‘Spell-binding’ starry shots win South Downs astrophotography contest

A “spell-binding” image of the Milky Way has been announced as the winner of the annual South Downs National Park astrophotography competition.

The winning photo in the Starry Skyscapes category was a night-time image of Cuckmere Haven and the Seven Sisters in East Sussex, entitled Galactic Bay, which was captured by Giles Embleton-Smith, from Eastbourne.

One of the judges, Steve Broadbent, from Hampshire Astronomical Group, said: “This image evokes a wonderful atmosphere and shows just how spectacular the stars can be in the South Downs National Park on a clear night.”

Mr Embleton-Smith said: “The shooting conditions at the Cuckmere Haven were ideal, with the Milky Way lining up perfectly over the old wooden breakwaters. I’m absolutely delighted and honoured to win.”

Runner-up in the skyscapes category was a “stunning” image of Cissbury Ring – the largest hill fort in Sussex, dating back more than 5,000 years, which was taken by Carl Gough, from Littlehampton.

He also came top in the Nature At Night category, with his picture of heathland surrounding Burton and Chingford ponds, near Petworth in West Sussex.

Judge Elinor Newman, an astrophysicist who works on the events team at the national park, said: “Lowland heath is one of the rarest habitats in the world and this really does capture the magic of it at night.

“Our heaths are actually some of the darkest spots in the national park and this gives a realistic example of what you might see on a clear night. Those beautiful heathers support an array of wildlife, including sand lizards and nightjars.”

Mr Gough said: “The National Park offers so many opportunities for someone like me that has a passion for astronomy and nature.

“I’m able to view the Milky Way with my unaided eyes arching over heathland, reaching into land from out to sea, and towering over the world-famous chalky cliffs.

“With this particular photo it was the heather that drew me – nothing screams heathland like heather and nothing screams South Downs like heathland.”

Runner-up in the nature category was A Sky Full Of Stars, by Lorcan Taylor-Hood, taken at Warren Hill dew pond on the Eastbourne downland.

Taking the top spot in the Magnificent Moon category was a shot of a harvest moon rising over Racton Ruins, near Chichester, West Sussex, taken by Nathan Hill, from Emsworth, Hampshire.

Judge Dan Oakley, the national park’s resident dark skies expert, said: “This is an extraordinary image and so well-framed. It captures movement which is very difficult to do in astrophotography. It almost looks like a cannon ball being fired.”

Runner-up in the moon category was a picture of the full moon behind Beachy Head lighthouse, near Eastbourne, which was also taken by Mr Embleton-Smith.

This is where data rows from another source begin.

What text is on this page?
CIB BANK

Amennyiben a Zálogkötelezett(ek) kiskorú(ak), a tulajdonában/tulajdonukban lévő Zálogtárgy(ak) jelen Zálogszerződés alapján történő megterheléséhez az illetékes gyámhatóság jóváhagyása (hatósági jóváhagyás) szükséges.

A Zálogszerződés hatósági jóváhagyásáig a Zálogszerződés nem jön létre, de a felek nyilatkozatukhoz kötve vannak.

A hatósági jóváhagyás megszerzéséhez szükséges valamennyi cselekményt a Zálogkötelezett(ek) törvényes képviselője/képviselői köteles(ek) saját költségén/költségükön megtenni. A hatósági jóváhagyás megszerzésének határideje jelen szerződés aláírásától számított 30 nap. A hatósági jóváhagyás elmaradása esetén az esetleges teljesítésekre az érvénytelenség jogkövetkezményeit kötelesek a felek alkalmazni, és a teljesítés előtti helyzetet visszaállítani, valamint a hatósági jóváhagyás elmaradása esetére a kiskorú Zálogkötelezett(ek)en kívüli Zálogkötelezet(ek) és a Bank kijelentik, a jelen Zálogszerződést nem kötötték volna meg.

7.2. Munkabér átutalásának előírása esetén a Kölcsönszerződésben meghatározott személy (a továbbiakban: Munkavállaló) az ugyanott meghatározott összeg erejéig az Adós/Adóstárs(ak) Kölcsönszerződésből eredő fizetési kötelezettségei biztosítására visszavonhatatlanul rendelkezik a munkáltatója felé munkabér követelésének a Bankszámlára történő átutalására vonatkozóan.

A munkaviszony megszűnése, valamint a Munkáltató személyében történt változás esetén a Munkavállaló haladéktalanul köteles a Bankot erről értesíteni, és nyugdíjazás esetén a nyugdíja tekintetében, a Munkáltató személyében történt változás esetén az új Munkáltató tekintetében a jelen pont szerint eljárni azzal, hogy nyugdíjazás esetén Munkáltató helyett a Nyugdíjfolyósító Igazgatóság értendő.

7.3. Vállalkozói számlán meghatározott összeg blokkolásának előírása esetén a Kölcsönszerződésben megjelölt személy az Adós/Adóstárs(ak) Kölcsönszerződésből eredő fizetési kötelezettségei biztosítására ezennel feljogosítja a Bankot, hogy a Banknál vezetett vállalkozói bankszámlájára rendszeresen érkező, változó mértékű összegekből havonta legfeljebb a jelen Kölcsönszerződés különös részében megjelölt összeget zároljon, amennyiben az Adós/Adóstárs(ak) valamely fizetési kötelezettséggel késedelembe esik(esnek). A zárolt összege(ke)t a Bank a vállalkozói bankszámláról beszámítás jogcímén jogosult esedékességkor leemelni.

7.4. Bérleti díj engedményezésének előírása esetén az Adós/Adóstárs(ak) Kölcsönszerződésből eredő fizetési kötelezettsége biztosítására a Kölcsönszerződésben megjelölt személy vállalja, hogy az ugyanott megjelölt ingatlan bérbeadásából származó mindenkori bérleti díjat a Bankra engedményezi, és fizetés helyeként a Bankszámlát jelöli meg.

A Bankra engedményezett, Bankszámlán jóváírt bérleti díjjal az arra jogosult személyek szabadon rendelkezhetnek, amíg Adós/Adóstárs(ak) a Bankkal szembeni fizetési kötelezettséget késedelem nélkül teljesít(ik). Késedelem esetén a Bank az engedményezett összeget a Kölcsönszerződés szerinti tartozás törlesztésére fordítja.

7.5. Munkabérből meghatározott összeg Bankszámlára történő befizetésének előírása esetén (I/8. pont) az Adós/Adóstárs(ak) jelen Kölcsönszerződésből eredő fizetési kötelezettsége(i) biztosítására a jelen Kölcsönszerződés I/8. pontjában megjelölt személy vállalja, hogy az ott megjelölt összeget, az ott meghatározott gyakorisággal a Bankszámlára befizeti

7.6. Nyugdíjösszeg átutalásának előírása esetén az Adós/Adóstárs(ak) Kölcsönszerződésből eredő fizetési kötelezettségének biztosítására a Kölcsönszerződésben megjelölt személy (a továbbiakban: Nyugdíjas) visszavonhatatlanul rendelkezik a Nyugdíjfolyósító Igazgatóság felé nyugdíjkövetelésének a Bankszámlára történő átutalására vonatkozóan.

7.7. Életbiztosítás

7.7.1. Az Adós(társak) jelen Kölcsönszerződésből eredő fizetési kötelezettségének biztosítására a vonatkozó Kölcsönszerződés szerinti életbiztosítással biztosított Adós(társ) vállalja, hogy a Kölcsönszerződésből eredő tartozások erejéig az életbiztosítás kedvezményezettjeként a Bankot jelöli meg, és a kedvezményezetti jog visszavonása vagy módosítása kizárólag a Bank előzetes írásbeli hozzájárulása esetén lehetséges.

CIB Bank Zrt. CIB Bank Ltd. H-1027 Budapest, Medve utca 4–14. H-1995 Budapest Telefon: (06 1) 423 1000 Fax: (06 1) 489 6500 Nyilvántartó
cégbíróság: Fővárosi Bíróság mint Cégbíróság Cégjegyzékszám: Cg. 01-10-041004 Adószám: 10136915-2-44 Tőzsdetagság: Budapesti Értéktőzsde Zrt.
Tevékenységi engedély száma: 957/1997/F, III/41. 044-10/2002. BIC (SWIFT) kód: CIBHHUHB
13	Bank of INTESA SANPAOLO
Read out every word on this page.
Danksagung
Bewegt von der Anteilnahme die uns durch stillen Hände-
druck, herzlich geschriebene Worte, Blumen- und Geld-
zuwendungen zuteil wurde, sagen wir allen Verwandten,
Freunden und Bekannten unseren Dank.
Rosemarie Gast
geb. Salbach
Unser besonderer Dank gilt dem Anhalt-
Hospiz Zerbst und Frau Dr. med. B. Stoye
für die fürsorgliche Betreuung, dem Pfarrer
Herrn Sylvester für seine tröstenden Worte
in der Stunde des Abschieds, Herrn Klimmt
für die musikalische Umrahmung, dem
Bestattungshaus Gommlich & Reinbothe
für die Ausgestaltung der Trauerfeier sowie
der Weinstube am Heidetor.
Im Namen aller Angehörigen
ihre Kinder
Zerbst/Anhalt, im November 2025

Four images were highly commended by the judges, including There Was A Bear On Litlington Road, showing part of the Great Bear constellation reflected in a flooded road, and Orion Over Black Pond at RSPB Pulborough Brooks, both taken by Steve Geliot.

The Power Above, depicting the Milky Way over the Hiorne Tower at Arundel, by Janette Britton, was also highly commended, together with Golden Moonrise, another photo taken by Mr Embleton-Smith, which captured a golden moon behind Belle Tout lighthouse reflecting over the sea at Seven Sisters.

– The winning will be shared and displayed during the South Downs National Park’s Dark Skies Festival, which runs from February 10 to 18.